Calibrate τ/δ via grid search to hit target precision (over recall).
Periodically retrain on fresh samples; alarm on drift.
Advanced: train a tiny classifier on embeddings (logistic regression) for better calibration; still keep abstain logic.
9) Integrating with tools, RAG, and agents
Tool short-circuiting: regex/ID detectors (PNR, order ID) → direct tool.
RAG confidence: retrieval score ≥ τ? → templated answer + citations; else LLM.
Agent entry: only when intent is open-ended or multi-step; enforce budgets (steps/time/tokens) at the orchestrator.
Safety: deny state-changing tools unless preconditions pass (auth, policy). Router never overrides policy.
10) Ops: observability, drift, and updates
Trace every decision: input hash, embedding version, top-k scores, chosen path, outcome.
Dashboards: route share, abstain rate, flip rate post-update.
Drift: monitor cosine to centroids over time; alert on distribution shift.
Rollouts: shadow → canary → GA with auto-rollback on gates breach.
11) Privacy & ethics
Redact PII before embedding; avoid logging raw prompts.
Avoid sensitive-attribute routing unless explicitly consented and necessary.
Provide a “Why this path?” explainer in UI—list the detected intent and alternatives.
12) Anti-patterns to avoid
Sending every message to the LLM and calling it “routing.”
No abstain path (forces wrong decisions).
Over-fitting with synthetic utterances only (fails in the wild).
Re-asking clarifications serially (frustrates users; raise one decisive question).
Mixing personalization into the retrieval stage such that filters break—keep it for rerank.
13) 30/60/90 plan to production
0–30 days
Define 6–12 high-volume routes; collect 100–200 utterances each.
Build centroid router with τ/δ calibration for precision.
Add deterministic short-circuits (IDs, exact intents).
Instrument decisions; baseline latency/cost/TSR.
31–60 days
Add coarse→fine heads; integrate RAG confidence early-exit.
Introduce single clarification step on abstain.
A/B compare against “always LLM”; gate on TSR and P95.
61–90 days
Add bandit routing for path selection where multiple handlers compete.
Drift monitors + weekly refresh; auto-rollback on gate breach.

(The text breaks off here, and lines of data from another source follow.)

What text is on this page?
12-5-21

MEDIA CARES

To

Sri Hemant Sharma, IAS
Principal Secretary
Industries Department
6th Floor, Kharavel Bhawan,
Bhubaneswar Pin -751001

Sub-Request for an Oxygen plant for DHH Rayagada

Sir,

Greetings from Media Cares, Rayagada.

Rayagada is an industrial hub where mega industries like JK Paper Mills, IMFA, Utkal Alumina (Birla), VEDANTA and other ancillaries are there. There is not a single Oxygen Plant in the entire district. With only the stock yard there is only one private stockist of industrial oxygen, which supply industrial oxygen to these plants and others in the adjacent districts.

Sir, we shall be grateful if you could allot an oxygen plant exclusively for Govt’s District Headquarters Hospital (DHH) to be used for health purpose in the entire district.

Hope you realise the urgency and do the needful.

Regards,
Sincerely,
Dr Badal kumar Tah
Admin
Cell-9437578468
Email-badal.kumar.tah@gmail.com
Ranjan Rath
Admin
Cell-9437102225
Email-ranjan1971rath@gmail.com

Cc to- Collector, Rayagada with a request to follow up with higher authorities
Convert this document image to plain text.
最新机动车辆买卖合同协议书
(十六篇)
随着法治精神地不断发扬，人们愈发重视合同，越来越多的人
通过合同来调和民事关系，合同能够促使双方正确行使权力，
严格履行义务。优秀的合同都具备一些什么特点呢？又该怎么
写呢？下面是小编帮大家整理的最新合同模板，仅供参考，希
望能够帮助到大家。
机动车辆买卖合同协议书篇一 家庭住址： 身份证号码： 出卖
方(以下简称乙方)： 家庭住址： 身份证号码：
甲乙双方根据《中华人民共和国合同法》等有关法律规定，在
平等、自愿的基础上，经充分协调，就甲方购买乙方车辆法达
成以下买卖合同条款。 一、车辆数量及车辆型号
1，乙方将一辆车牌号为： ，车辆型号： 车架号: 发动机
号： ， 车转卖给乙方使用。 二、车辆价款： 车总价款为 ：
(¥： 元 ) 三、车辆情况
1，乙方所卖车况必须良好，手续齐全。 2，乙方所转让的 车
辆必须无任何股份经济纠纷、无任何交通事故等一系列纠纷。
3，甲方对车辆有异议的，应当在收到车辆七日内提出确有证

Expand to voice/WhatsApp; locale-specific encoders if needed.
14) Minimal library stack (pick and swap)
Embeddings: open-source (E5/MiniLM/bge) or hosted embeddings.
ANN: FAISS / Qdrant / Milvus / Pinecone for centroids & neighbor search.
Router lib (optional): semantic-router-style abstractions if you prefer DSLs.
Data: pandas/Polars for curation; sklearn/logreg for calibrated heads.
Serving: FastAPI/Express with edge-friendly SSE for streamed clarifications.
Closing
Semantic routing makes LLM agents faster, cheaper, and safer by steering work to the right handler—and confidently saying “not sure” when needed. Start with centroids + thresholds, wire in a single clarification, keep evaluation honest, and iterate. Once routing is reliable, your agent stops being a universal hammer and becomes a competent dispatcher—exactly what production systems need.